Io non credo, non riesco, non voglio credere che mia sorella Carlotta si sia tolta la vita volontariamente, perchè questo è contrario a tutto quello che ho vissuto con lei e che con lei ho condiviso: i suoi progetti, le sue visioni e le sue ambizioni per il futuro.

Niente aveva mai potuto farmi immaginare che nel pieno della sua esistenza potesse fare un gesto di questa portata, quindi mi capirete se insisto. Voglio chiedere a tutti, soprattutto agli operatori dell'informazione di essere prudenti e di attendere gli esiti dell'autopsia che verranno consegnati tra qualche settimana.

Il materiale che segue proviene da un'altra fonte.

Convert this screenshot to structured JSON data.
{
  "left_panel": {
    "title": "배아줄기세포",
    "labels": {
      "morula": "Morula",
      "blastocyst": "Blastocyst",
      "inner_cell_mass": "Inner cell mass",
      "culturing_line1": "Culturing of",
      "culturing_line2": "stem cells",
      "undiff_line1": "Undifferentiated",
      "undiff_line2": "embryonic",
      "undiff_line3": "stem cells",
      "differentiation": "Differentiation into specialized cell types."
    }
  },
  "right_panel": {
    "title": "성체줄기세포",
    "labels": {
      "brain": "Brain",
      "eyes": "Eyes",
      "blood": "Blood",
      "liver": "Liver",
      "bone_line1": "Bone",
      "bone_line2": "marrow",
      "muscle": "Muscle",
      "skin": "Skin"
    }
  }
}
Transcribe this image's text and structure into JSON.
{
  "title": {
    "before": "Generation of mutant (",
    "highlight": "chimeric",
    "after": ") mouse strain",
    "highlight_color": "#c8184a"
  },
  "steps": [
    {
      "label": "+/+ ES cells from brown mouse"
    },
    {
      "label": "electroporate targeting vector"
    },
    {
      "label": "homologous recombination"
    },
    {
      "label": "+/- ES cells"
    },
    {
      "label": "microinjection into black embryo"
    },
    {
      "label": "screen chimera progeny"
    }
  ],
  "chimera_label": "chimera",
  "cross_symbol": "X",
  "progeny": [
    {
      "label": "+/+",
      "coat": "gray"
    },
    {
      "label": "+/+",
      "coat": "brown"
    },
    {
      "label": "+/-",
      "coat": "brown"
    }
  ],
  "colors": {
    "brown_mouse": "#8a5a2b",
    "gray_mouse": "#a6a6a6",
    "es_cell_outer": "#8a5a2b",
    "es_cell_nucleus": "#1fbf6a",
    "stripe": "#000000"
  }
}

Le indagini sono ancora in corso, minuziose, attente e scrupolose, quindi è presto per dire che il caso è chiuso poichè non sappiamo ancora cosa sia avvenuto nelle ultime ore di vita di mia sorella Carlotta.

Ora gli inquirenti che non smetterò mai di ringraziare, come ringrazio tutti coloro che hanno dato attenzione al caso, mi hanno chiesto perentoriamente di stare in silenzio stampa per favorire l'attività di indagine.

Invito tutti di cuore quindi ad aspettare il termine del loro lavoro.